While lying naked together in bed, Ned and "Matty" plotted the steps to murder her husband. Edmund would be alerted by "Matty" to check a noise downstairs in his home at 3:30 am. Ned predicted: "We won't talk again after I leave here tonight. I'll be in Miami by noon, Friday. You won't be able to reach me. When I see you again, he'll be dead."
- to conspicuously be out of town, Ned drove in his red sports convertible on Friday to meet with a real estate agent in Miami
- afterwards, he parked his own car near an Ajax Rent-a-Car lot, and rented a plain 4-door sedan vehicle; he parked the rental on a side street, and then drove his car to a nearby downtown Miami hotel and checked in
- his plan was to drive back to Pinehaven to the Walker estate in the early morning to commit the murder
[Note: A subtle and very random omen of Ned's self-awareness and a foreshadowing - that he was being played for a clownish fool - occurred as he stood in the Miami street, and watched (from his point-of-view perspective) as a representation of himself (out-of-place and driving in an open red vehicle similar to his own car) passed by.

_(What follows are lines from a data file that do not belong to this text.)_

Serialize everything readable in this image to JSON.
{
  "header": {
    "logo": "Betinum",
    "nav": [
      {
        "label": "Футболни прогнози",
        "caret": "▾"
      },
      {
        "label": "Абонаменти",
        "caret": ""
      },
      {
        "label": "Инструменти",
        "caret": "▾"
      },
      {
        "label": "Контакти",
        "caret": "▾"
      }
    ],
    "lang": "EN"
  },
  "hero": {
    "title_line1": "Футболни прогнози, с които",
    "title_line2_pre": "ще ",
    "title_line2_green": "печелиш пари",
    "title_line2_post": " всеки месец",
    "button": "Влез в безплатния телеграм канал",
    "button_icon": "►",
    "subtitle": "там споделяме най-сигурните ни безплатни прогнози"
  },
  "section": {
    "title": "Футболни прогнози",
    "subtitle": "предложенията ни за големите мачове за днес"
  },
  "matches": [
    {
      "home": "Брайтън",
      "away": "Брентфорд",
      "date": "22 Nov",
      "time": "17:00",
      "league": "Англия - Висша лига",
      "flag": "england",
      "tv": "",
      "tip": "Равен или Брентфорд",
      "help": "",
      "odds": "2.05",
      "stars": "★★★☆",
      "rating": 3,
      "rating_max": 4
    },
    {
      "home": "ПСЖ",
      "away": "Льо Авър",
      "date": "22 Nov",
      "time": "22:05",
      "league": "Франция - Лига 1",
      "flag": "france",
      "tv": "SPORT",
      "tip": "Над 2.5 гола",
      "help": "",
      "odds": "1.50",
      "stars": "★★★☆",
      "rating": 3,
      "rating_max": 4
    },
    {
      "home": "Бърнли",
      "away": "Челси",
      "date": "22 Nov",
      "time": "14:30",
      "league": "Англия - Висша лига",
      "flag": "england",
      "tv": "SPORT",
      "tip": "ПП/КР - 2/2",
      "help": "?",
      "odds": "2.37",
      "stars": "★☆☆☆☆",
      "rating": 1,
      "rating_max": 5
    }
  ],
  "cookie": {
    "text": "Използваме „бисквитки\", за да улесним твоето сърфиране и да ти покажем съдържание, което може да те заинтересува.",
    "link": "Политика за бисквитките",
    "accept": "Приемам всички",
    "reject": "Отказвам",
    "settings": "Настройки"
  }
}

He saw a clown in full face make-up - with a yellow wig, red bulbous nose, and complete costume, as tinkling wind-chimes were softly heard in the background.]
The night of the planned murder of Edmund, Ned drove his rented car (his own car was parked back in Miami at the hotel) to the Walker estate, where the murder was planned to occur at 3:30 am. At around 3 am, Edmund woke up - and to avoid getting off schedule, "Matty" was forced to have sex with her husband, who ironically remarked after vigorous intercourse: ("Are you trying to kill me?"). When Edmund heard a noise a few minutes later, he grabbed his silver .38 caliber snub-nosed revolver and descended the stairs to the front hallway. At the top of the stairs, Matty shouted out a warning to Ned about Edmund's unexpected weapon: "He has a gun."
During the botched plan, they engaged in a struggle in the hall of his opulent home, and Ned was able to lethally strike Edmund over the head with a wooden plank. He placed the now-dressed corpse (wrapped in plastic) in Edmund's car trunk, drove to the Breakers in thick fog, stashed the body there (and staged it to look like an accident when a timber support failed), and then detonated the bomb to explode in the building. To escape, Matty picked him up in his rental car, and he drove her back to Pinehaven before his return to Miami.